Fantastic list! Very comprehensive and it certainly caputures the current deficiencies in a lot of offices. Thanks for sharing this checklist. It’s a keeper!

Tayo Fayemi

I can agree with most of this list. My question is: how do we get government to incorporate these things into their business processes?

Corey McCarren

I like the last part about prepping employees for their next venture, even if externally. Let’s face it, if there’s no room for advancement the employee will leave. However they may be inclined to stay longer if they’re learning skills that will put them at an advantage at their next job, and when you feel like a company cares, you care.

Paul Wolf

You raise a good question Tayo. At the local government level we need county executives, mayors, and town supervisors who select department heads based on their talents and skills and not their political connections or political skills.

The tone for all of these items starts at the top. Frequently someone can become a Mayor without any real management experience. Being a state senator or some other elected position does not make one qualified to oversee multiple departments and large numbers of employees. Then when people focused on politics and without management experience select department heads, using the same criteria, you create the mess that exists in most government offices.

All that being said I support a City Manager form of government where a educated skilled professional runs the day to day operation with the authority to select department heads. A professional City Manager makes decisions based on qualifications and not based on obtaining votes or campaign dollars.

Joe Williams

It starts with the first leader in the chain, whether at the top or a first line supervisor, to create the environment of freedom, consistency, expectations, etc. When positive results become apparent, it will start a cascade of of others doing it, or being replaced by others who will. I’m convinced that this is the case – no degree of wishing on behalf of employees or sending leaders to charm school compares with the first leader actually doing it.

Pat Fiorenza

I really like this list – and agree with Joe’s comments below. I would add how important #3 mission is, setting the right course and making it known to the team. It’s always frustrating working on a project without really know what the end goal is, or why you’re working on it. People need to know that work has impact, and to know the impact – need to have the mission nailed down. Great points.

Noha Gaber

Nice list! I’ll add one more thing, and please feel free to file it under “Duh, goes without saying”…

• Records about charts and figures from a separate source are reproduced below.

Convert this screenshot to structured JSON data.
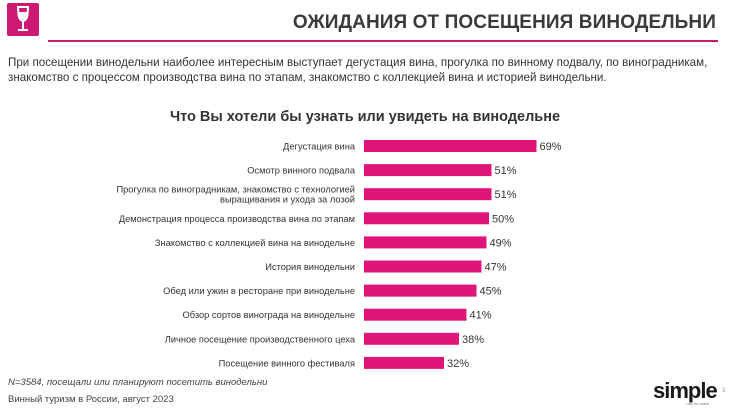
{
  "header": {
    "title": "ОЖИДАНИЯ ОТ ПОСЕЩЕНИЯ ВИНОДЕЛЬНИ",
    "logo_icon": "wine-glass-icon",
    "accent_color": "#cc1a73"
  },
  "intro": "При посещении винодельни наиболее интересным выступает дегустация вина, прогулка по винному подвалу, по виноградникам, знакомство с процессом производства вина по этапам, знакомство с коллекцией вина и историей винодельни.",
  "chart_data": {
    "type": "bar",
    "orientation": "horizontal",
    "title": "Что Вы хотели бы узнать или увидеть на винодельне",
    "bar_color": "#e0157a",
    "value_suffix": "%",
    "xlim": [
      0,
      100
    ],
    "grid": false,
    "categories": [
      [
        "Дегустация вина"
      ],
      [
        "Осмотр винного подвала"
      ],
      [
        "Прогулка по виноградникам, знакомство с технологией",
        "выращивания и ухода за лозой"
      ],
      [
        "Демонстрация процесса производства вина по этапам"
      ],
      [
        "Знакомство с коллекцией вина на винодельне"
      ],
      [
        "История винодельни"
      ],
      [
        "Обед или ужин в ресторане при винодельне"
      ],
      [
        "Обзор сортов винограда на винодельне"
      ],
      [
        "Личное посещение производственного цеха"
      ],
      [
        "Посещение винного фестиваля"
      ]
    ],
    "values": [
      69,
      51,
      51,
      50,
      49,
      47,
      45,
      41,
      38,
      32
    ]
  },
  "footer": {
    "footnote": "N=3584, посещали или планируют посетить винодельни",
    "source": "Винный туризм в России, август 2023",
    "brand": "simple",
    "brand_tagline": "...мы не пьём",
    "page_number": "3"
  }
}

#9. Colleagues with a basic level of professional skills. So while I totally agree that we need to work as a team and help each other out, when my work starts to get impacted because I have to spend a lot of time teaching other colleagues how to properly use the calendar scheduling feature, or track changes in Word, or have to redo someone else’s work because the report wasn’t presented in a logical, coherent fashion or ….you get the idea…it’s demoralizing.